Characters are the typical adventurous types found in a lot of stories but they have a lot of potential and an interesting twist through their devotion and their role in their respective clan in this pokémon universe. Of course it's not easy to flesh out whole characters in such a short story.

The little talking zubat was an excellent idea. I loved it! It reminded me of the characters used in many great animated film for a comical relief. Brought to mind about Meowth and Wobbuffet in the series although without their silliness.

Sorry for the lengthy response! Smile

I can't wait to read the next chapter! Keep that imagination alive and soaring! Wink
(18-11-2013 08:16 PM)thanasis Wrote: [ -> ]My humble thanks for naming the Flying clan protagonist after my name! I'm honored!
You're welcome!

(18-11-2013 08:16 PM)thanasis Wrote: [ -> ]The least I can do is give you feedback in a form of written opinion and not in form of a scale.
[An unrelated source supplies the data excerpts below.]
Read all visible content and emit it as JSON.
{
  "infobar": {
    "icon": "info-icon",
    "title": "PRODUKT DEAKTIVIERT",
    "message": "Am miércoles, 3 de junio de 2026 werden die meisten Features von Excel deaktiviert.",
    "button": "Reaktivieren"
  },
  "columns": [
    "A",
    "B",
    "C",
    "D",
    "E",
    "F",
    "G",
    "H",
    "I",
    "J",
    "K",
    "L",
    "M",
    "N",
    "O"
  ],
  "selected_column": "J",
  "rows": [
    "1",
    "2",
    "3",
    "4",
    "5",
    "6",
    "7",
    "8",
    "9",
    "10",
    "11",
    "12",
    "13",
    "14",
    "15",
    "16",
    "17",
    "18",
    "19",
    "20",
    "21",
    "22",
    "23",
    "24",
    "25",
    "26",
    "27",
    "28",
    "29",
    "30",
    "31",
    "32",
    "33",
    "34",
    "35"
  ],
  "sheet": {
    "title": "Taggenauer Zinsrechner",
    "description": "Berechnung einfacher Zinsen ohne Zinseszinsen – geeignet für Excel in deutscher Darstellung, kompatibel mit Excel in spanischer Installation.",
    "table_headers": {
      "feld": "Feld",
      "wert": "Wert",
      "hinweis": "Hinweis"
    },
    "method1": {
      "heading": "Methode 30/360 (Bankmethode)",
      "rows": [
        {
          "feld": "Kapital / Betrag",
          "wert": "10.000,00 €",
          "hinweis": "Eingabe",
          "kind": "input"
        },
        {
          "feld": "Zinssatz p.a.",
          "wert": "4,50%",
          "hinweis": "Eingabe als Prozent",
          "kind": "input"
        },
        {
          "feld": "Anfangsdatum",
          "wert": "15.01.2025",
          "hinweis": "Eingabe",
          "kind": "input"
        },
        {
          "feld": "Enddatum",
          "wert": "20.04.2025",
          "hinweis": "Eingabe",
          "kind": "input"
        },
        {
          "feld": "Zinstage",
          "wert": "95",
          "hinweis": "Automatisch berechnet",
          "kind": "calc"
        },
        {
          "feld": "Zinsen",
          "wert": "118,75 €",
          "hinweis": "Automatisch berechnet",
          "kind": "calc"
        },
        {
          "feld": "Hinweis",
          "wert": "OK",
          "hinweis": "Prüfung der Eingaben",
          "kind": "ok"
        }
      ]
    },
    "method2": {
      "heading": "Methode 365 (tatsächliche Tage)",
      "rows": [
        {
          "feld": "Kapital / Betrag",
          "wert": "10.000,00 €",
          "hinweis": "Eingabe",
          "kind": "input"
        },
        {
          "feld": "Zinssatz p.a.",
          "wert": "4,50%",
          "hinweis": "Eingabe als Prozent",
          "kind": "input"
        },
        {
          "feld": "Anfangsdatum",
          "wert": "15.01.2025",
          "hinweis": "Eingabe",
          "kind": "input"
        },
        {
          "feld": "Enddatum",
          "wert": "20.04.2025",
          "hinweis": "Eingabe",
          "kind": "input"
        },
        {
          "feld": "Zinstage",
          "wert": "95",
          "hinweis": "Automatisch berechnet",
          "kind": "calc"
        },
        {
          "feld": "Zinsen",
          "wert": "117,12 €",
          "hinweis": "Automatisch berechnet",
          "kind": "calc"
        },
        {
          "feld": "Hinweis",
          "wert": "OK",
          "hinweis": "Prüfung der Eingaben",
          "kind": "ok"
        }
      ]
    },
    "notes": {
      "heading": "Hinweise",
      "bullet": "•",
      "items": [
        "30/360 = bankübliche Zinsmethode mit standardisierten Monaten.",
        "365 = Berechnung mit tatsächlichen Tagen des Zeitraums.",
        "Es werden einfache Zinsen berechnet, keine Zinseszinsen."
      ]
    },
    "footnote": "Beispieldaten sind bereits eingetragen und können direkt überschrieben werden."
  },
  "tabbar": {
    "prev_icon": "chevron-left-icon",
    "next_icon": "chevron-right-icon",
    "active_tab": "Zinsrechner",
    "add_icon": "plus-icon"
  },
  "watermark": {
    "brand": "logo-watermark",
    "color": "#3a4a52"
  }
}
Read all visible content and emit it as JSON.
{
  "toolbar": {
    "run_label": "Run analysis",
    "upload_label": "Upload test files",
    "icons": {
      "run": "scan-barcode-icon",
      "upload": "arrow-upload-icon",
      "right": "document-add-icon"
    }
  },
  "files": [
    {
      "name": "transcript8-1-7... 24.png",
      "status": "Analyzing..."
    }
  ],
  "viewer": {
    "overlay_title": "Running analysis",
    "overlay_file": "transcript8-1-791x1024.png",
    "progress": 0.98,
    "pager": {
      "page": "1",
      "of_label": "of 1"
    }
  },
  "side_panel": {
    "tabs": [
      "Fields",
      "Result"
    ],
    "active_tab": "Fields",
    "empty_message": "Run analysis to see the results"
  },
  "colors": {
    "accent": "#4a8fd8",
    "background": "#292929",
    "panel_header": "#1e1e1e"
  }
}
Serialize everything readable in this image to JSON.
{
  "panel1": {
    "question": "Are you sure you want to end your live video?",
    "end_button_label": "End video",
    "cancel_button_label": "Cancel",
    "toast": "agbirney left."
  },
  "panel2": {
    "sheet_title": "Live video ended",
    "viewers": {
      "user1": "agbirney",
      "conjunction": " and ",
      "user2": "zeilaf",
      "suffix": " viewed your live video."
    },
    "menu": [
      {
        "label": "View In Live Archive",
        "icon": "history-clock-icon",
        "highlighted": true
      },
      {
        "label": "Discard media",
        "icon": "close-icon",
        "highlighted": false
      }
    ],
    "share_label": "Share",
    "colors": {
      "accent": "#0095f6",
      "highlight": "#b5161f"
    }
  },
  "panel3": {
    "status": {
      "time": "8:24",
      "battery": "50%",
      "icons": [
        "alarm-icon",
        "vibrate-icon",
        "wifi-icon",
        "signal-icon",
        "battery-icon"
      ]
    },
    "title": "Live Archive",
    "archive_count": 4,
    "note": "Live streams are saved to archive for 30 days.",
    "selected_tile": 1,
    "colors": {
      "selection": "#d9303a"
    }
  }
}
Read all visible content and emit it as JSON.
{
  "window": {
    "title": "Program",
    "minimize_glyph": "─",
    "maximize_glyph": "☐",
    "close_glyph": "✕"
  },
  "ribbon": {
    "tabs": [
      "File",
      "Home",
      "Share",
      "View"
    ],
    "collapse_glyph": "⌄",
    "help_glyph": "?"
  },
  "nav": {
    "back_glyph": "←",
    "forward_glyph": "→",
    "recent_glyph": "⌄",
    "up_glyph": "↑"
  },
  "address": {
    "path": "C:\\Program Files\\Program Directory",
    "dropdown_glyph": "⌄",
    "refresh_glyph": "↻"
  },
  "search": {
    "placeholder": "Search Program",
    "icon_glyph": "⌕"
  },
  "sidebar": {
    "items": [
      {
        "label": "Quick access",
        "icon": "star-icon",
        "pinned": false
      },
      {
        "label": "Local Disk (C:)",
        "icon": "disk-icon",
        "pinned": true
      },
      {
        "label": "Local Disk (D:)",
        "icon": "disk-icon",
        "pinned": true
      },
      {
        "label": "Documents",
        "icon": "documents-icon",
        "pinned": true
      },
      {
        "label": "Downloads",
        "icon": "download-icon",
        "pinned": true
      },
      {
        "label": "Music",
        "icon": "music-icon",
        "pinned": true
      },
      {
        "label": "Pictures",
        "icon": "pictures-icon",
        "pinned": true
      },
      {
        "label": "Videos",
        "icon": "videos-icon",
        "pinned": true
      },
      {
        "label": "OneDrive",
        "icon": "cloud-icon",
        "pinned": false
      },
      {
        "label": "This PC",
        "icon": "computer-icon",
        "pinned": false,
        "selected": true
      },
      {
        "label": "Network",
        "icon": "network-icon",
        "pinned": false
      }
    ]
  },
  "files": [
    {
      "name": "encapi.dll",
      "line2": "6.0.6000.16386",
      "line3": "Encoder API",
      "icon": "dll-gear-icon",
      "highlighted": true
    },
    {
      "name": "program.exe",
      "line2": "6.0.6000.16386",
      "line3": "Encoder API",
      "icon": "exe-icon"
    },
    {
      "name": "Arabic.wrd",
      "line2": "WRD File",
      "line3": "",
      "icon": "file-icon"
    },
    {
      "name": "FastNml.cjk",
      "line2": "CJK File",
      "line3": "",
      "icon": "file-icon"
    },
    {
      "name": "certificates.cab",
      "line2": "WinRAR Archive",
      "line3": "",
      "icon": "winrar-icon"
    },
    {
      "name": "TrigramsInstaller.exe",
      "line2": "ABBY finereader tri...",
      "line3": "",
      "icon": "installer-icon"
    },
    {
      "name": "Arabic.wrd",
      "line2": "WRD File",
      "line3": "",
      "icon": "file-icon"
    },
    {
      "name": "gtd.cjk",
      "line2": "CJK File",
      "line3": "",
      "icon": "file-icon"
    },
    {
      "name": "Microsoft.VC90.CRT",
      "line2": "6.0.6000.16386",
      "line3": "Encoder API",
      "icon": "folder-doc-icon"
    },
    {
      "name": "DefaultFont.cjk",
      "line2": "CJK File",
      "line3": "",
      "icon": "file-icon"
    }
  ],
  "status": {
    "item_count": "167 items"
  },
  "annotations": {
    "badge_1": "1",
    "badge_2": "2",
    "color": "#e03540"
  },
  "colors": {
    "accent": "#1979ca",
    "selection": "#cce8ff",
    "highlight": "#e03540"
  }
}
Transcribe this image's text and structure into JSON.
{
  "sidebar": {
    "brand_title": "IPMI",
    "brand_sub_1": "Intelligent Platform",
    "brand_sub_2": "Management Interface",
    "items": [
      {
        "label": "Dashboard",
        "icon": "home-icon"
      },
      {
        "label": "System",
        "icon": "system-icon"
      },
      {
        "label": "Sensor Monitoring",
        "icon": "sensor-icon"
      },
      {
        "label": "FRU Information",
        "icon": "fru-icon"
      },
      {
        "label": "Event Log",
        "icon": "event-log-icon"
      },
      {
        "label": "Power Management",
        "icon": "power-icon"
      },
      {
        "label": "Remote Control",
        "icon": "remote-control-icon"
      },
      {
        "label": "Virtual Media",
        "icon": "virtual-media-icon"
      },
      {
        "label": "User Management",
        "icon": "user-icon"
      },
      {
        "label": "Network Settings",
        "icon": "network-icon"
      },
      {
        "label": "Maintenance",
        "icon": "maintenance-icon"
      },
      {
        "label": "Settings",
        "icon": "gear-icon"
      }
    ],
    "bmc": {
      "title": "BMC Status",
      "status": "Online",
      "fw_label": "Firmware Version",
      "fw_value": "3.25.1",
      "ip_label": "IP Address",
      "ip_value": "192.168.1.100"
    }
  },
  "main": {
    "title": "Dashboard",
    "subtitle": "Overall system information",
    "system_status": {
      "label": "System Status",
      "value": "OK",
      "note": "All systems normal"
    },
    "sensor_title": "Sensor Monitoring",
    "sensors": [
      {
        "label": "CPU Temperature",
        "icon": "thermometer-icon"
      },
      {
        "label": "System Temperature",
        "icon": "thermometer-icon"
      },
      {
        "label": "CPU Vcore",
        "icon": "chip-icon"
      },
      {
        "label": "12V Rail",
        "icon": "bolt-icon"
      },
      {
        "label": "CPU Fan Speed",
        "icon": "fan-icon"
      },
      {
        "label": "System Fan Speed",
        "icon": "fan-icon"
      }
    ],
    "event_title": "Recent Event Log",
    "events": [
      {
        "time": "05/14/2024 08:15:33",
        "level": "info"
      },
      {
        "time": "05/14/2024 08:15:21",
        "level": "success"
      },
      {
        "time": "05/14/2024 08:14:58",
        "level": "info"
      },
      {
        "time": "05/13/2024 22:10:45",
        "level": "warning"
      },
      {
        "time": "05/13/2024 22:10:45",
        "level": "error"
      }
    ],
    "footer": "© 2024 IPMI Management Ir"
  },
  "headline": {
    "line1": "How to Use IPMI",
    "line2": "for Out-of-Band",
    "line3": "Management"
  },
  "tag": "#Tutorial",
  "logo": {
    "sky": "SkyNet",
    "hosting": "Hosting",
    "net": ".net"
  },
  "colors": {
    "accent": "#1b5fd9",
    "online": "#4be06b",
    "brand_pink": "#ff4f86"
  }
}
This way I believe I can explain myself better.

Story content, Length and Details I believe are intertwined so... It is very easy to read and enjoy without too much obsession in tiresome details. The initial background story is lengthy but with just the necessary information to catch up with the present moment and the start of the tale. It would be better if it was split in paragraphs to lighten the bulk of text and made clearer to the eyes of readers. The use of italics is a plus!
Will do! Thanks!

(18-11-2013 08:16 PM)thanasis Wrote: [ -> ]Characters are the typical adventurous types found in a lot of stories but they have a lot of potential and an interesting twist through their devotion and their role in their respective clan in this pokémon universe. Of course it's not easy to flesh out whole characters in such a short story.

The little talking zubat was an excellent idea. I loved it! It reminded me of the characters used in many great animated film for a comical relief. Brought to mind about Meowth and Wobbuffet in the series although without their silliness.

Sorry for the lengthy response! Smile

I can't wait to read the next chapter! Keep that imagination alive and soaring! Wink
I love lengthy responses! I love reading about what my readers think!
I'm glad you like it. This is far better than my writing style in my first fanfic, Arceus: The Untold Story (soon to be completed), which has little to no detail.